柳毅不需要自己这个赝品,但是云逐苍却需要,并且是很需要。
“……”不久,云逐苍发现了自己的失态,他收回了手,装作不在意道:“柳毅他不要你。”
“嗯。”阮烟罗轻轻应了一声。
“那你为什么还要找他?”
阮烟罗为难地抿了唇,一言不发。云逐苍转头看了她一眼,道:“柳毅并非良人。”他继续说道:“柳毅号称潇湘剑,看似风流倜傥,但其实为人冷面冷心,”顿了顿又说道:“看似多情的人,其实最无情……不过你见过的江湖剑客不多。年青少女,很容易迷了心窍,看不明。只是,烟罗你身在扬州烟花地,看不出来吗?”
“我,”阮烟罗低声道:“我只是想再见他一眼。”
“那你已经见着了。”云逐苍道,“你可以下我这黍离山了。”
“……”阮烟罗大吃一惊,看向云逐苍,却见他脸上面无表情,唇角冷冷地上扬,不知说的话是真是假。“……”阮烟罗垂下目光,道:“我不知道我究竟想干什么……我从扬州到这里,走得脚都没感觉了。我想到我真的走不下去的时候,我就可以放弃去寻找他了。可是,我又真的见到了他……”
阮烟罗的话被云逐苍打断了,他的目光仍旧落在苍云壁后的女子倩影上。“……你继续留在这里吧,”他说,“我刚才只是跟你开玩笑而已。”有了这句保证,阮烟罗才放下心来,可是心中实在不觉得这是一个玩笑。
“我需要你留在这里。”她听得云逐苍说道,他用没有什么感情的语气继续说道:“看到你,就觉得这个世界上还有人跟我一样,求而不得。”
有很多事,很多话,他都不能跟人讲,但却可以对这个跟自己同病相怜的少女诉述。他们俩是同病相怜,爱上了一对相恋的情侣,同样被对方弃之如履,求而不得。两人如同绑在一根绳子上的蚱蜢,要么一同得到幸福,要么一起痛苦煎熬。
“我跟柳毅,原本井水不犯河水。”云逐苍说道,“他是江湖上潇湘剑,我是天罡门的门主,我在西他在南。却有一日,他上山来拿走了一件宝物。”
阮烟罗原以为云逐苍不会跟自己详谈是何宝物,不想他又道:“他拿走了碧落。”
阮烟罗露出了少许吃惊的表情,碧落是传说中的神药,却原来是在黍离山的天罡门。
“虽然说我不在意那劳什子神药,但终归不能让他白拿。我率门下众人追了数日,最后追到了漓江边。”说到这里云逐苍面露微笑。这种带有得意的笑容,阮烟罗也曾在他脸上看过,但很少。
“他潇湘剑的名声也不是白拿的,负伤甩掉我一干门徒,最后先我一步到了漓江边。我虽然他迟一步,但也看出他藏身在江中心的一条小船中。”
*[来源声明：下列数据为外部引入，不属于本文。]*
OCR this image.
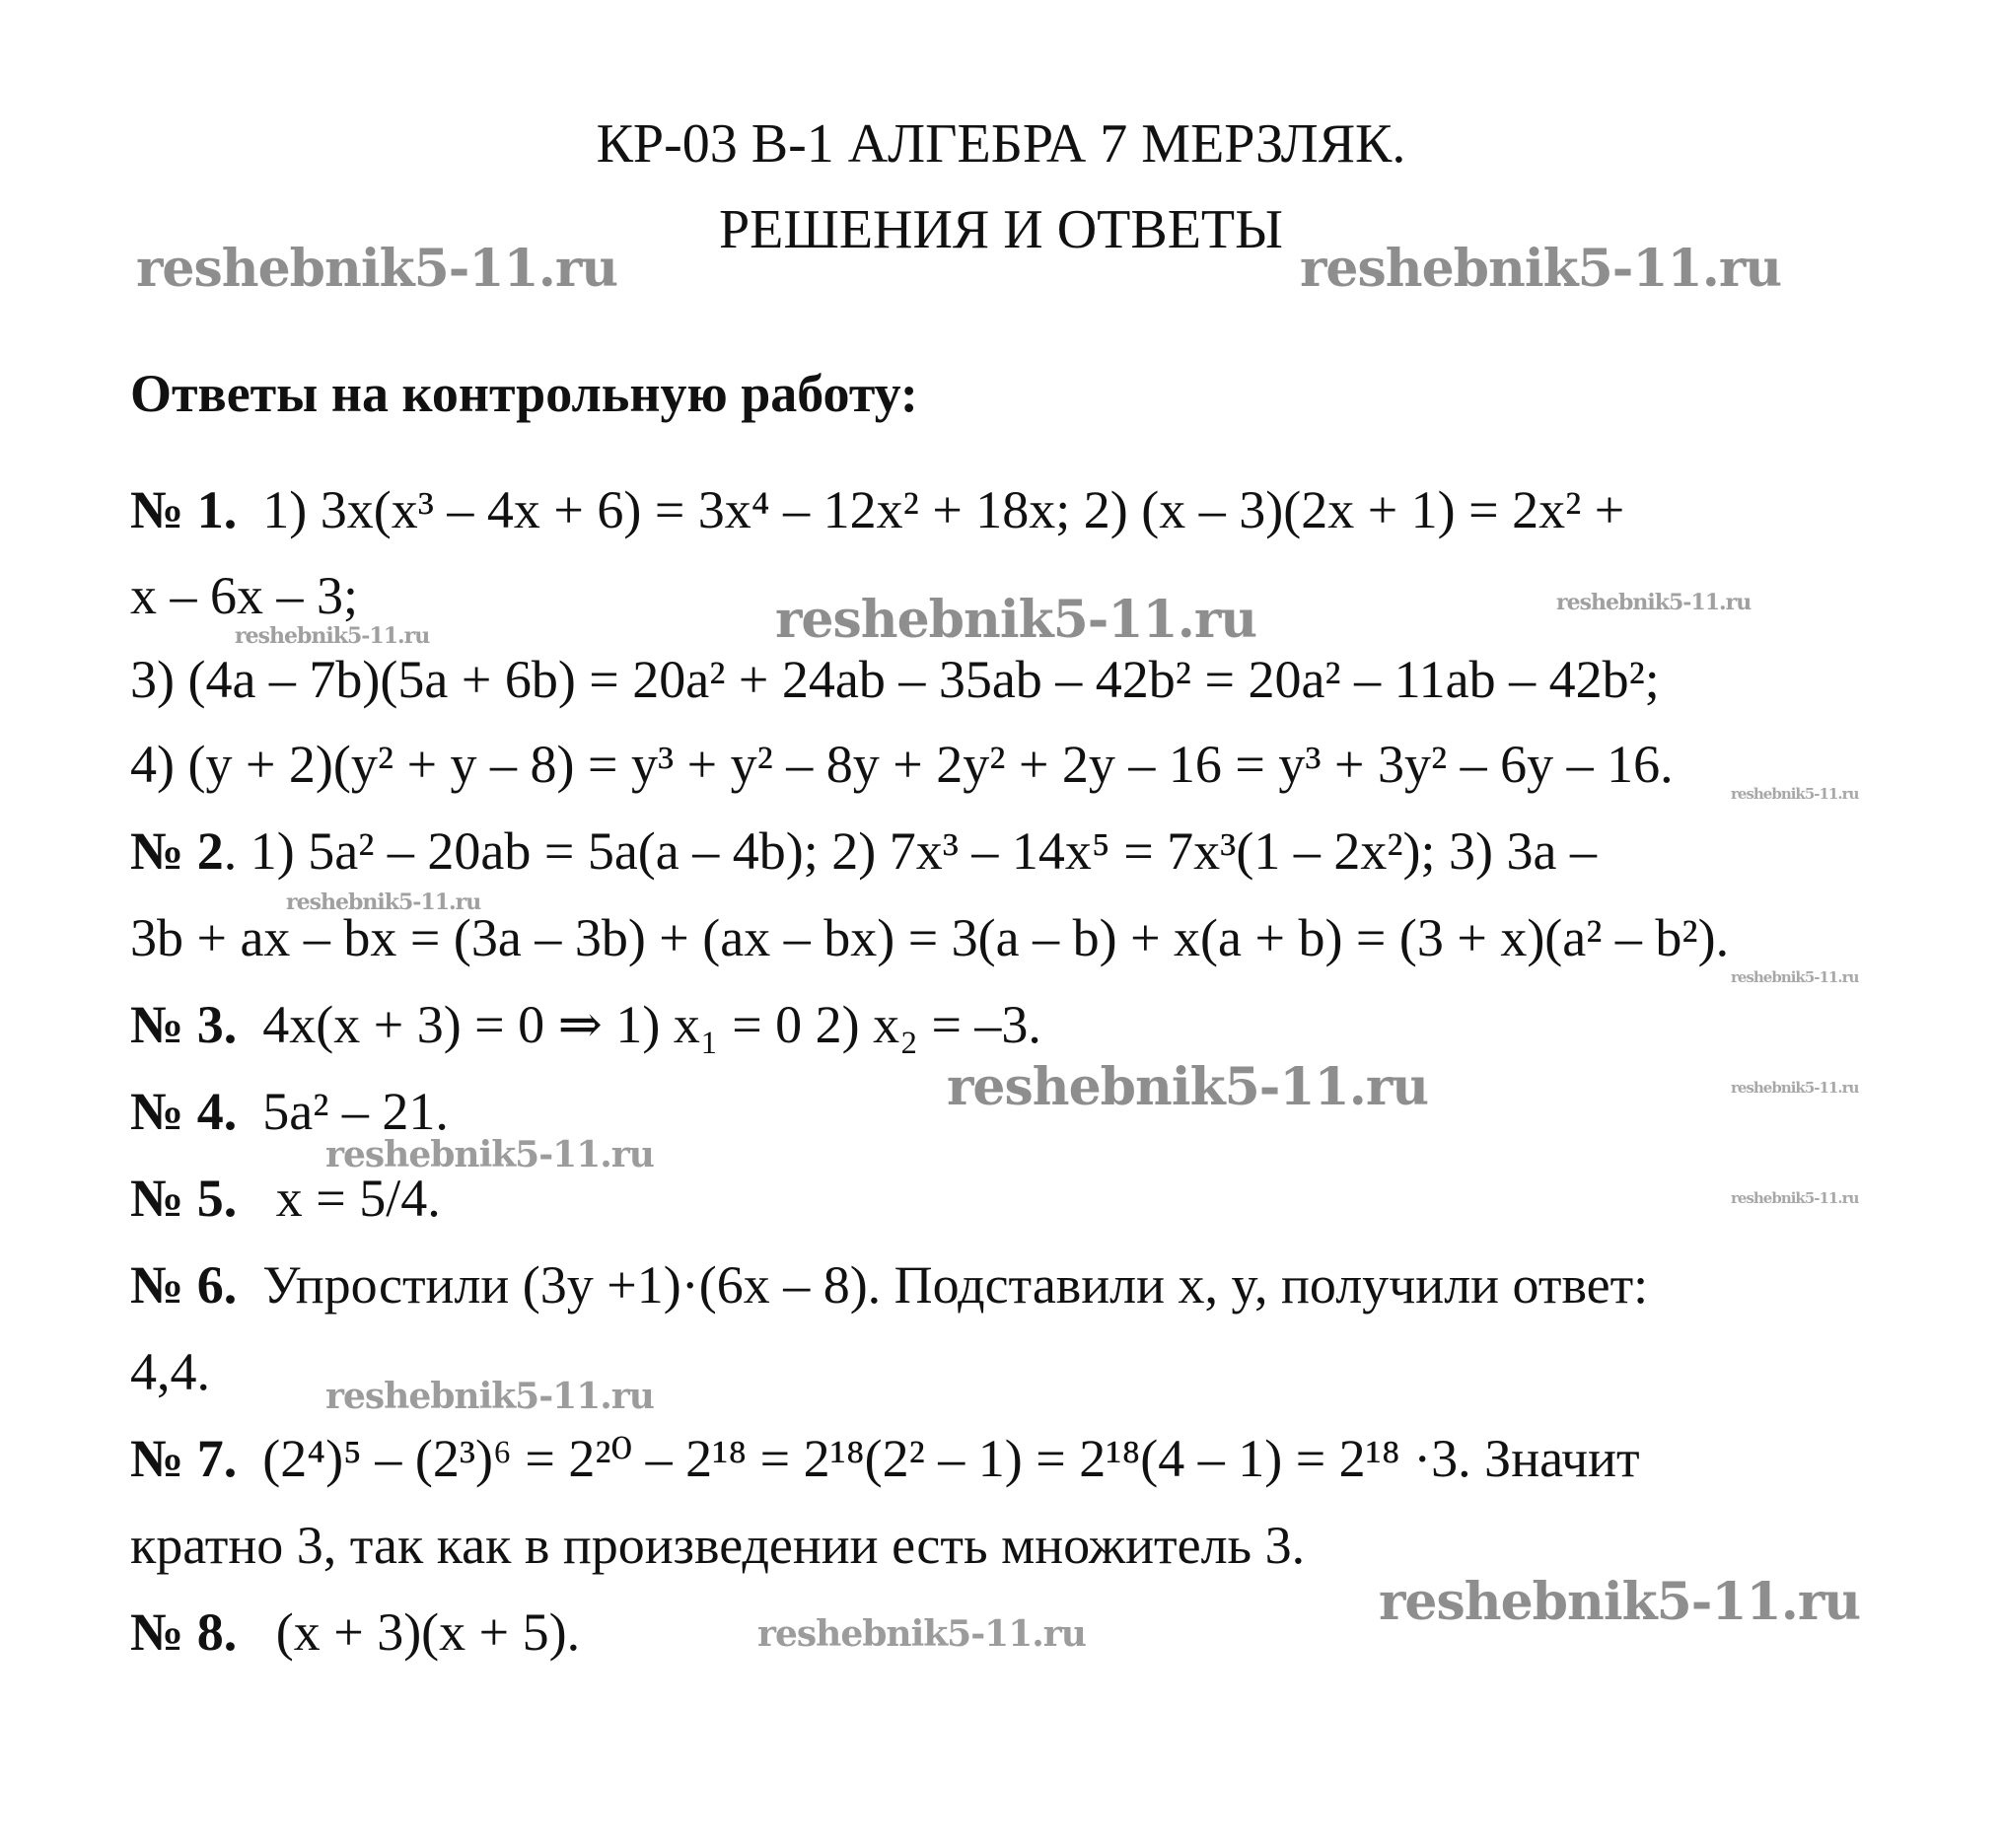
КР-03 В-1 АЛГЕБРА 7 МЕРЗЛЯК.
РЕШЕНИЯ И ОТВЕТЫ
reshebnik5-11.ru	reshebnik5-11.ru
reshebnik5-11.ru	reshebnik5-11.ru
reshebnik5-11.ru
reshebnik5-11.ru
reshebnik5-11.ru
reshebnik5-11.ru
reshebnik5-11.ru	reshebnik5-11.ru
reshebnik5-11.ru
reshebnik5-11.ru
reshebnik5-11.ru
reshebnik5-11.ru
reshebnik5-11.ru
Ответы на контрольную работу:
№ 1. 1) 3x(x³ – 4x + 6) = 3x⁴ – 12x² + 18x; 2) (x – 3)(2x + 1) = 2x² +
x – 6x – 3;
3) (4a – 7b)(5a + 6b) = 20a² + 24ab – 35ab – 42b² = 20a² – 11ab – 42b²;
4) (y + 2)(y² + y – 8) = y³ + y² – 8y + 2y² + 2y – 16 = y³ + 3y² – 6y – 16.
№ 2. 1) 5a² – 20ab = 5a(a – 4b); 2) 7x³ – 14x⁵ = 7x³(1 – 2x²); 3) 3a –
3b + ax – bx = (3a – 3b) + (ax – bx) = 3(a – b) + x(a + b) = (3 + x)(a² – b²).
№ 3. 4x(x + 3) = 0 ⇒ 1) x₁ = 0 2) x₂ = –3.
№ 4. 5a² – 21.
№ 5. x = 5/4.
№ 6. Упростили (3y +1)·(6x – 8). Подставили x, y, получили ответ:
4,4.
№ 7. (2⁴)⁵ – (2³)⁶ = 2²⁰ – 2¹⁸ = 2¹⁸(2² – 1) = 2¹⁸(4 – 1) = 2¹⁸ ·3. Значит
кратно 3, так как в произведении есть множитель 3.
№ 8. (x + 3)(x + 5).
他又古怪地笑了一下,“我命那船家靠岸,否则放火烧船。柳毅却自己钻了出来,立在船舱上,说什么不得伤及无辜。他这个人虚伪至极,我心中真是觉得好笑。”
“……门主你是以多胜寡,若是单打独斗,未必……未必一定是这个结果。”
云逐苍听她这样说,也不以为忤,“论人品,我们两个确是半斤八两,谁也不是什么好人;他的武功也不在我之下。他先前闯山,后来又被我门下众人追击,确实高低难论。”
他说着说着,神情舒畅起来,似乎回忆到了极其美好的事。
“当时船中人问发生了何事,柳毅回答是取了旁人一件宝物,那人说,既是人家的东西,还了便是。我听得他们一问一答倒也十分有趣,因此就在那里听。柳毅后来才说,实不相瞒,我师弟不知是重病昏沉,听说这碧落有返魂回生之效,故拿来一试。”
“……” 阮烟罗沉吟不语。
“你是不是觉得,他们是师兄弟情深,他柳毅是为了师弟的生死,甘冒此大险?”云逐苍冷笑一声,“哪里是为了那个师弟,是因为只要拿回碧落,他师弟就把师传绝学的最后几种法门告诉他。我听说柳毅到最后也没有把碧落交给他师弟,后来他师弟英年早逝,也不知道是命该如此,还是有人心性薄凉。”
“只是……”云逐苍缓缓说道:“只是当时碧落两个字一出口,突然间船头就多了一个人。现在回想起来,都仿佛是昨天的事。”
船舱里的人,就是月朦胧。
“当时我是第一次见她,柳毅也是。她对我说,既然有关碧落,那这个人,我扣下了。说罢长剑出鞘,剑鞘落在水面上,飞身跃入,脚尖点在剑鞘上。”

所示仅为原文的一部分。